Security and data flow
Canopy is a desktop app. Most data stays on your machine. This page explains what goes where, how agent sessions work, and what we protect against.
What stays local, what goes external
Stays on your machine
- Source code and project files
- Terminal output and session history
- Workspace layouts, settings, and preferences
- Git data (branches, worktrees, diffs)
- Crash reports (stored locally, not sent automatically)
- SQLite database with session metadata
Leaves your machine
- AI prompts and code context: sent by the agent CLI (Claude Code, Gemini CLI) directly to the provider's API (Anthropic, Google). Canopy does not proxy or store these.
- Telemetry ping (optional): one daily HTTP request to analytics.itsol.tech with screen resolution, locale, app version, OS, and CPU architecture. No user ID, no IP logging. Disable in Settings > Privacy.
- Update checks: periodic requests to GitHub via electron-updater. Transmits app version, OS, and your IP address to GitHub's servers.
- Task tracker API calls: if you connect Jira, YouTrack, or GitHub Issues, Canopy fetches task data from those services using tokens stored in the OS keychain.

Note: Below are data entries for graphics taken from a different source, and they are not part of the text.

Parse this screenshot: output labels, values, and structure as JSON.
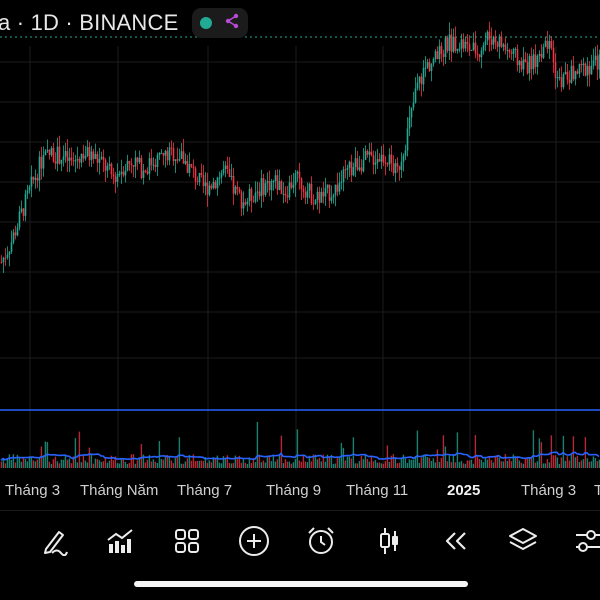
{
  "header": {
    "symbol_text": "a · 1D · BINANCE",
    "status_icon": "green-dot-icon",
    "indicator_icon": "share-nodes-icon",
    "accent_color": "#b84bd6"
  },
  "chart": {
    "up_color": "#22ab94",
    "down_color": "#f23645",
    "volume_line_color": "#2962ff"
  },
  "x_axis": {
    "labels": [
      "Tháng 3",
      "Tháng Năm",
      "Tháng 7",
      "Tháng 9",
      "Tháng 11",
      "2025",
      "Tháng 3",
      "T"
    ]
  },
  "toolbar": {
    "items": [
      {
        "name": "draw-tool-button",
        "icon": "pen-icon"
      },
      {
        "name": "indicators-button",
        "icon": "chart-bars-icon"
      },
      {
        "name": "templates-button",
        "icon": "grid-icon"
      },
      {
        "name": "add-button",
        "icon": "plus-circle-icon"
      },
      {
        "name": "alert-button",
        "icon": "alarm-clock-icon"
      },
      {
        "name": "chart-type-button",
        "icon": "candlestick-icon"
      },
      {
        "name": "replay-button",
        "icon": "rewind-icon"
      },
      {
        "name": "layers-button",
        "icon": "layers-icon"
      },
      {
        "name": "settings-button",
        "icon": "sliders-icon"
      }
    ]
  },
  "chart_data": {
    "type": "line",
    "title": "",
    "series": [
      {
        "values": [
          3.0,
          3.6,
          4.4,
          5.2,
          5.9,
          6.1,
          6.0,
          5.8,
          6.1,
          6.0,
          5.8,
          5.4,
          5.7,
          5.9,
          5.6,
          5.9,
          6.0,
          6.1,
          5.9,
          5.5,
          5.1,
          5.3,
          5.6,
          5.0,
          4.7,
          5.0,
          5.2,
          5.3,
          5.0,
          5.4,
          5.1,
          4.8,
          4.9,
          5.1,
          5.5,
          5.8,
          5.9,
          6.0,
          6.0,
          5.5,
          6.6,
          8.0,
          8.6,
          8.8,
          9.2,
          9.3,
          9.1,
          9.0,
          9.4,
          9.3,
          9.0,
          8.7,
          8.6,
          8.9,
          9.1,
          8.1,
          8.3,
          8.4,
          8.6,
          8.7
        ]
      }
    ]
  }
}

How Canopy interacts with AI agents
Canopy is an orchestrator. It spawns Claude Code, Gemini CLI, or Codex as child processes and reads their stdout. It does not modify prompts, inject system instructions, or intercept API calls. The agent runs the same way it would in a standalone terminal.

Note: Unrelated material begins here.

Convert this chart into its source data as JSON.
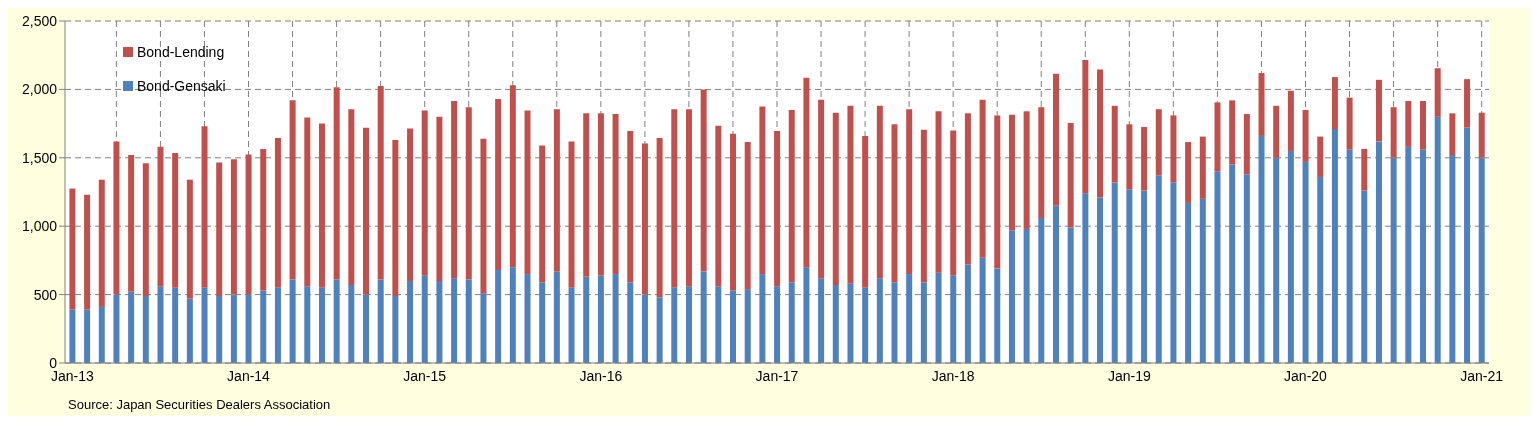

When you send an inline review comment from the diff panel, Canopy writes it to the agent's stdin. That is the only input Canopy adds to an agent session.

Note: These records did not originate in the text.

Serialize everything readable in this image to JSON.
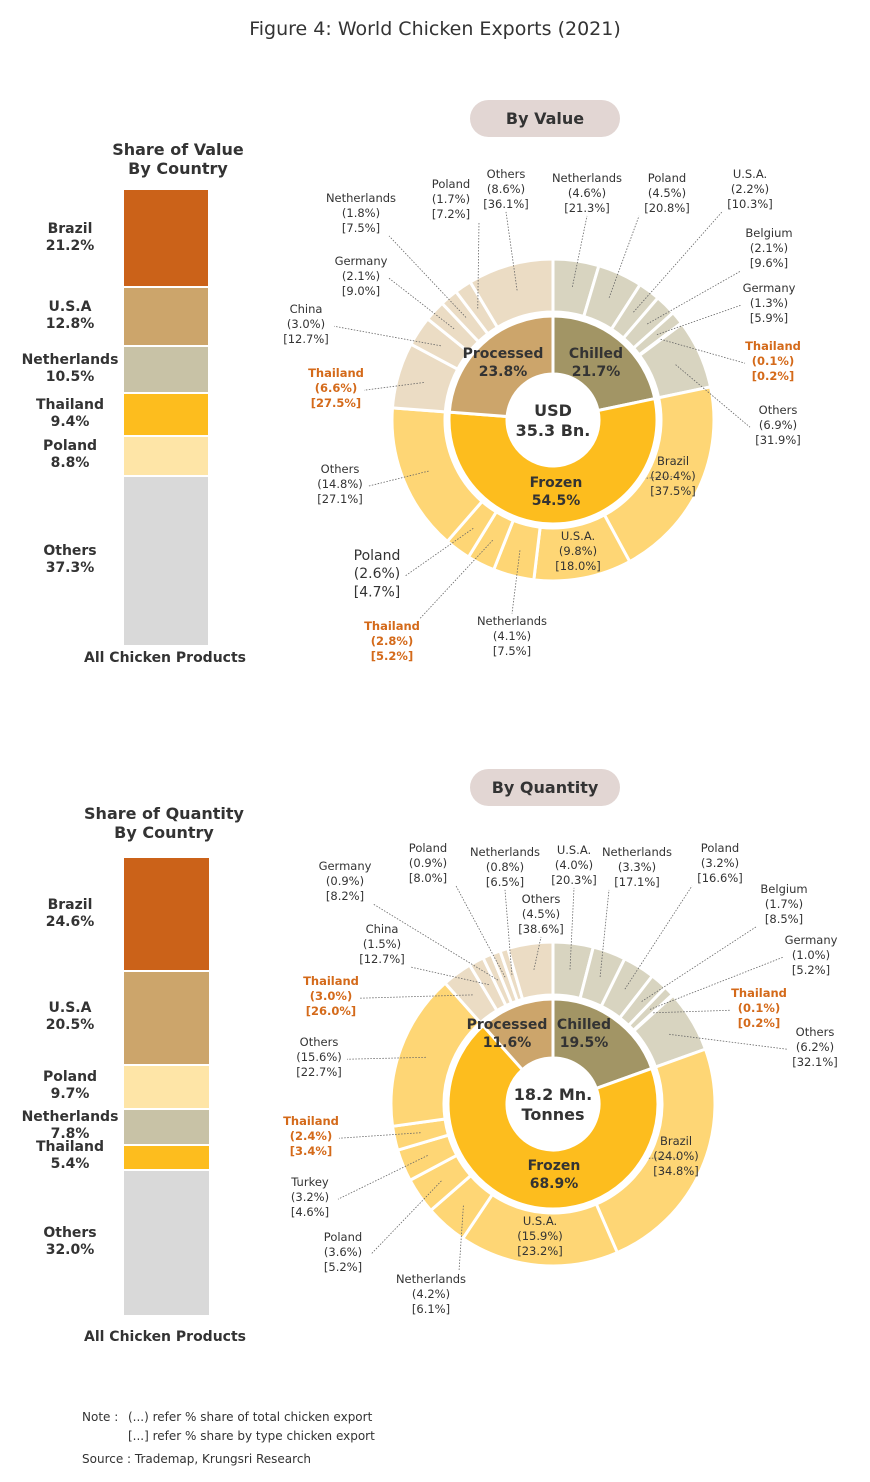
{
  "title": "Figure 4: World Chicken Exports (2021)",
  "colors": {
    "brazil": "#cb6219",
    "usa": "#cca56b",
    "netherlands": "#c8c2a6",
    "thailand": "#fdbd1e",
    "poland": "#fee5a7",
    "others": "#d9d9d9",
    "chilled": "#a29565",
    "processed": "#cca56b",
    "frozen": "#fdbd1e",
    "chilled_outer": "#d8d4c0",
    "processed_outer": "#ebdcc4",
    "frozen_outer": "#fed675",
    "highlight": "#d46a1a"
  },
  "notes": {
    "note_prefix": "Note :",
    "line1": "(...) refer % share of total chicken export",
    "line2": "[...] refer % share by type chicken export",
    "source": "Source : Trademap, Krungsri Research"
  },
  "chart_data": [
    {
      "type": "bar",
      "title": "Share of Value",
      "subtitle": "By Country",
      "xlabel": "All Chicken Products",
      "stacked": true,
      "series": [
        {
          "name": "Brazil",
          "value": 21.2,
          "label": "21.2%",
          "color": "brazil"
        },
        {
          "name": "U.S.A",
          "value": 12.8,
          "label": "12.8%",
          "color": "usa"
        },
        {
          "name": "Netherlands",
          "value": 10.5,
          "label": "10.5%",
          "color": "netherlands"
        },
        {
          "name": "Thailand",
          "value": 9.4,
          "label": "9.4%",
          "color": "thailand"
        },
        {
          "name": "Poland",
          "value": 8.8,
          "label": "8.8%",
          "color": "poland"
        },
        {
          "name": "Others",
          "value": 37.3,
          "label": "37.3%",
          "color": "others"
        }
      ]
    },
    {
      "type": "pie",
      "title": "By Value",
      "center_lines": [
        "USD",
        "35.3 Bn."
      ],
      "inner": [
        {
          "name": "Chilled",
          "value": 21.7,
          "label": "21.7%",
          "color": "chilled"
        },
        {
          "name": "Frozen",
          "value": 54.5,
          "label": "54.5%",
          "color": "frozen"
        },
        {
          "name": "Processed",
          "value": 23.8,
          "label": "23.8%",
          "color": "processed"
        }
      ],
      "outer": [
        {
          "group": "Chilled",
          "name": "Netherlands",
          "total": "(4.6%)",
          "by_type": "[21.3%]",
          "value": 4.6
        },
        {
          "group": "Chilled",
          "name": "Poland",
          "total": "(4.5%)",
          "by_type": "[20.8%]",
          "value": 4.5
        },
        {
          "group": "Chilled",
          "name": "U.S.A.",
          "total": "(2.2%)",
          "by_type": "[10.3%]",
          "value": 2.2
        },
        {
          "group": "Chilled",
          "name": "Belgium",
          "total": "(2.1%)",
          "by_type": "[9.6%]",
          "value": 2.1
        },
        {
          "group": "Chilled",
          "name": "Germany",
          "total": "(1.3%)",
          "by_type": "[5.9%]",
          "value": 1.3
        },
        {
          "group": "Chilled",
          "name": "Thailand",
          "total": "(0.1%)",
          "by_type": "[0.2%]",
          "value": 0.1,
          "highlight": true
        },
        {
          "group": "Chilled",
          "name": "Others",
          "total": "(6.9%)",
          "by_type": "[31.9%]",
          "value": 6.9
        },
        {
          "group": "Frozen",
          "name": "Brazil",
          "total": "(20.4%)",
          "by_type": "[37.5%]",
          "value": 20.4
        },
        {
          "group": "Frozen",
          "name": "U.S.A.",
          "total": "(9.8%)",
          "by_type": "[18.0%]",
          "value": 9.8
        },
        {
          "group": "Frozen",
          "name": "Netherlands",
          "total": "(4.1%)",
          "by_type": "[7.5%]",
          "value": 4.1
        },
        {
          "group": "Frozen",
          "name": "Thailand",
          "total": "(2.8%)",
          "by_type": "[5.2%]",
          "value": 2.8,
          "highlight": true
        },
        {
          "group": "Frozen",
          "name": "Poland",
          "total": "(2.6%)",
          "by_type": "[4.7%]",
          "value": 2.6
        },
        {
          "group": "Frozen",
          "name": "Others",
          "total": "(14.8%)",
          "by_type": "[27.1%]",
          "value": 14.8
        },
        {
          "group": "Processed",
          "name": "Thailand",
          "total": "(6.6%)",
          "by_type": "[27.5%]",
          "value": 6.6,
          "highlight": true
        },
        {
          "group": "Processed",
          "name": "China",
          "total": "(3.0%)",
          "by_type": "[12.7%]",
          "value": 3.0
        },
        {
          "group": "Processed",
          "name": "Germany",
          "total": "(2.1%)",
          "by_type": "[9.0%]",
          "value": 2.1
        },
        {
          "group": "Processed",
          "name": "Netherlands",
          "total": "(1.8%)",
          "by_type": "[7.5%]",
          "value": 1.8
        },
        {
          "group": "Processed",
          "name": "Poland",
          "total": "(1.7%)",
          "by_type": "[7.2%]",
          "value": 1.7
        },
        {
          "group": "Processed",
          "name": "Others",
          "total": "(8.6%)",
          "by_type": "[36.1%]",
          "value": 8.6
        }
      ]
    },
    {
      "type": "bar",
      "title": "Share of Quantity",
      "subtitle": "By Country",
      "xlabel": "All Chicken Products",
      "stacked": true,
      "series": [
        {
          "name": "Brazil",
          "value": 24.6,
          "label": "24.6%",
          "color": "brazil"
        },
        {
          "name": "U.S.A",
          "value": 20.5,
          "label": "20.5%",
          "color": "usa"
        },
        {
          "name": "Poland",
          "value": 9.7,
          "label": "9.7%",
          "color": "poland"
        },
        {
          "name": "Netherlands",
          "value": 7.8,
          "label": "7.8%",
          "color": "netherlands"
        },
        {
          "name": "Thailand",
          "value": 5.4,
          "label": "5.4%",
          "color": "thailand"
        },
        {
          "name": "Others",
          "value": 32.0,
          "label": "32.0%",
          "color": "others"
        }
      ]
    },
    {
      "type": "pie",
      "title": "By Quantity",
      "center_lines": [
        "18.2 Mn.",
        "Tonnes"
      ],
      "inner": [
        {
          "name": "Chilled",
          "value": 19.5,
          "label": "19.5%",
          "color": "chilled"
        },
        {
          "name": "Frozen",
          "value": 68.9,
          "label": "68.9%",
          "color": "frozen"
        },
        {
          "name": "Processed",
          "value": 11.6,
          "label": "11.6%",
          "color": "processed"
        }
      ],
      "outer": [
        {
          "group": "Chilled",
          "name": "U.S.A.",
          "total": "(4.0%)",
          "by_type": "[20.3%]",
          "value": 4.0
        },
        {
          "group": "Chilled",
          "name": "Netherlands",
          "total": "(3.3%)",
          "by_type": "[17.1%]",
          "value": 3.3
        },
        {
          "group": "Chilled",
          "name": "Poland",
          "total": "(3.2%)",
          "by_type": "[16.6%]",
          "value": 3.2
        },
        {
          "group": "Chilled",
          "name": "Belgium",
          "total": "(1.7%)",
          "by_type": "[8.5%]",
          "value": 1.7
        },
        {
          "group": "Chilled",
          "name": "Germany",
          "total": "(1.0%)",
          "by_type": "[5.2%]",
          "value": 1.0
        },
        {
          "group": "Chilled",
          "name": "Thailand",
          "total": "(0.1%)",
          "by_type": "[0.2%]",
          "value": 0.1,
          "highlight": true
        },
        {
          "group": "Chilled",
          "name": "Others",
          "total": "(6.2%)",
          "by_type": "[32.1%]",
          "value": 6.2
        },
        {
          "group": "Frozen",
          "name": "Brazil",
          "total": "(24.0%)",
          "by_type": "[34.8%]",
          "value": 24.0
        },
        {
          "group": "Frozen",
          "name": "U.S.A.",
          "total": "(15.9%)",
          "by_type": "[23.2%]",
          "value": 15.9
        },
        {
          "group": "Frozen",
          "name": "Netherlands",
          "total": "(4.2%)",
          "by_type": "[6.1%]",
          "value": 4.2
        },
        {
          "group": "Frozen",
          "name": "Poland",
          "total": "(3.6%)",
          "by_type": "[5.2%]",
          "value": 3.6
        },
        {
          "group": "Frozen",
          "name": "Turkey",
          "total": "(3.2%)",
          "by_type": "[4.6%]",
          "value": 3.2
        },
        {
          "group": "Frozen",
          "name": "Thailand",
          "total": "(2.4%)",
          "by_type": "[3.4%]",
          "value": 2.4,
          "highlight": true
        },
        {
          "group": "Frozen",
          "name": "Others",
          "total": "(15.6%)",
          "by_type": "[22.7%]",
          "value": 15.6
        },
        {
          "group": "Processed",
          "name": "Thailand",
          "total": "(3.0%)",
          "by_type": "[26.0%]",
          "value": 3.0,
          "highlight": true
        },
        {
          "group": "Processed",
          "name": "China",
          "total": "(1.5%)",
          "by_type": "[12.7%]",
          "value": 1.5
        },
        {
          "group": "Processed",
          "name": "Germany",
          "total": "(0.9%)",
          "by_type": "[8.2%]",
          "value": 0.9
        },
        {
          "group": "Processed",
          "name": "Poland",
          "total": "(0.9%)",
          "by_type": "[8.0%]",
          "value": 0.9
        },
        {
          "group": "Processed",
          "name": "Netherlands",
          "total": "(0.8%)",
          "by_type": "[6.5%]",
          "value": 0.8
        },
        {
          "group": "Processed",
          "name": "Others",
          "total": "(4.5%)",
          "by_type": "[38.6%]",
          "value": 4.5
        }
      ]
    }
  ]
}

Canopy filters environment variables before passing them to agent processes. A blocklist prevents common secret variables (API keys, tokens, credentials) from leaking into the agent's environment. File operations are restricted to registered workspace directories via path validation.
Credential and secret handling
API tokens for task trackers and saved browser passwords are encrypted using Electron's safeStorage API, backed by macOS Keychain or Windows Credential Manager. On Linux without a system keyring, Canopy falls back to base64 encoding and logs a warning.
Credentials are decrypted only in the main Electron process. The renderer process receives masked versions (no passwords) over IPC. Plaintext secrets never cross the process boundary to the UI.
Signed builds and release process
macOS: builds are signed with an Apple Developer certificate and submitted to Apple's notary service. The app passes Gatekeeper without warnings or manual overrides.
Windows: builds are signed via Microsoft Azure Trusted Signing. SmartScreen recognizes the certificate, so users do not see unknown publisher warnings.
Releases follow semantic versioning. Each release is tagged in git and generates a changelog entry via semantic-release. Binaries are published to GitHub Releases.
What we protect against, what we do not
Canopy applies defense-in-depth for local operations. It does not claim to protect against every threat in the agent ecosystem.
Canopy protects against
- Accidental credential leakage to agent processes (environment variable blocklist)
- File operations outside the registered workspace (path validation)
- Unsigned or tampered binaries (code signing and notarization)
- Plaintext secret storage (OS keychain encryption)
- Cross-process data leaks in Electron (context isolation, IPC masking)
Canopy does not protect against
- Malicious MCP servers that you connect to the agent CLI. Canopy does not manage MCP server configuration.
- Prompt injection in agent output. Canopy displays agent output as-is.
- Supply chain attacks on the agent CLI itself (Claude Code, Gemini CLI). Those are maintained by their respective vendors.
- Actions taken by an agent with elevated permissions. If you grant Claude Code filesystem or network access, Canopy does not add a second permission layer.
Reporting vulnerabilities
Report security issues through GitHub Security Advisories on the Canopy repository. Do not open public issues for vulnerabilities.
We acknowledge reports within 48 hours and provide a status update within 7 days. Patched versions are credited in the changelog unless the reporter requests anonymity.